Retailers have the opportunity to learn from companies that have succeeded in the use of SCOs to improve their customer service and reduce the cost of employees. Toshiba, Zebra Technologies, and Profitect are some of the leaders in SCO implementation and have succeeded in avoiding losses associated with the systems as the companies have implemented systems that can mitigate losses (Labruno para 2). The technologies are necessary for improving convenience and speeding customer service; thus, their users could benefit from innovation that will help them to manage shrinkage losses (Taylor 553). Therefore, before implementation, stakeholders should always take time to understand the technologies and their impact on their businesses before moving forward.
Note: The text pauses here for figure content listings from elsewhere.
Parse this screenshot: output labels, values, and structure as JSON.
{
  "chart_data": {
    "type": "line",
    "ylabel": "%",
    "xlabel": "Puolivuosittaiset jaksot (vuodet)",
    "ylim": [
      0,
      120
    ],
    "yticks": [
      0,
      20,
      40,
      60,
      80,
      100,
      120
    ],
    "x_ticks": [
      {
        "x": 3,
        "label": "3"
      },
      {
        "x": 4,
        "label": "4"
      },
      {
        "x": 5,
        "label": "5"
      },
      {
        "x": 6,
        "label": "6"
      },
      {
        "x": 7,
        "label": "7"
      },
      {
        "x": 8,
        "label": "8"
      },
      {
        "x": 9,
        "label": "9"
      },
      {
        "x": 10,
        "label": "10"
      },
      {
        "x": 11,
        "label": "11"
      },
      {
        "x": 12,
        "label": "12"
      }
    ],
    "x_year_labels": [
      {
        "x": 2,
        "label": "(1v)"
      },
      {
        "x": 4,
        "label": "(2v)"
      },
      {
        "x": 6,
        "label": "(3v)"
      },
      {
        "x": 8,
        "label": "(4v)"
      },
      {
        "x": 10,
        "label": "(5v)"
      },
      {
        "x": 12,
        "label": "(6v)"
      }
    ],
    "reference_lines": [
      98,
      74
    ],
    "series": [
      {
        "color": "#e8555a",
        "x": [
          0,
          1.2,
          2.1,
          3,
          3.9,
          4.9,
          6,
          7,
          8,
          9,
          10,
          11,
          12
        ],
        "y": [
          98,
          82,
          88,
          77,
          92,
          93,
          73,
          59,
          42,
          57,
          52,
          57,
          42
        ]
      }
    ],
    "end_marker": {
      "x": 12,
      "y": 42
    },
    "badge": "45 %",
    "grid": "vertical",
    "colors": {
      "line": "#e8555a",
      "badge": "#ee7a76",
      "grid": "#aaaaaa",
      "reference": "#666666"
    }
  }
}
The parties should also invest in the most up-to-date technologies, such as those with the potential to track transactions, to avoid shrinkage losses, and ensure they remain profitable. Besides, if the losses persist, even after using the most effective technology, they should re-evaluate the systems to make relevant changes.
The grocery retail industry has witnessed an increase in the use of various technologies to make stores more convenient, reduce operational costs, and improve customer experience. As a result, more stakeholders are implementing new technologies every day. One of the main changes is the use of self-scan and checkout technology (SCO), which improve self-service. With technology, companies are reducing the cost of staff and speeding up customer services as the clients simply scan their items as they leave. Regardless of the perceived benefits of the self-scan and checkout technologies, they have limitations that stakeholders should address. Specifically, intentional and non-intentional non-scan by consumers is the leading cause of shrinkage losses in retail shops. The comparison between stores with and without the technology established higher rates of losses in those with the SCOs than in those without.
The significant difference in losses between stores with SCOs and those without indicates the need for retail businesses and their stakeholders, to rebalance their assessment of the perceived benefits that could be obtained from the technologies. They should reconsider their cost-benefit analysis and develop strategic approaches to prevent further losses. The recalculation should consider the negative impact of technology and find new ways of improving their service-provision without the risk of losses. The executive also should garner support from senior management in the assessments and the attempt to re-strategize. Notably, the changes are not only necessary to eliminate the losses, but also to remain profitable in the highly competitive retail market. If stores in the industry continue making uncontrolled losses, they risk losing their market to competitors. Therefore, the industry increasingly invest in research for the available foolproof technologies in order to mitigate the risk of shrinkage loss. Generally, stakeholders should analyze the challenges, invest in training, resources, and systems that will help them to increase profitability and competitiveness.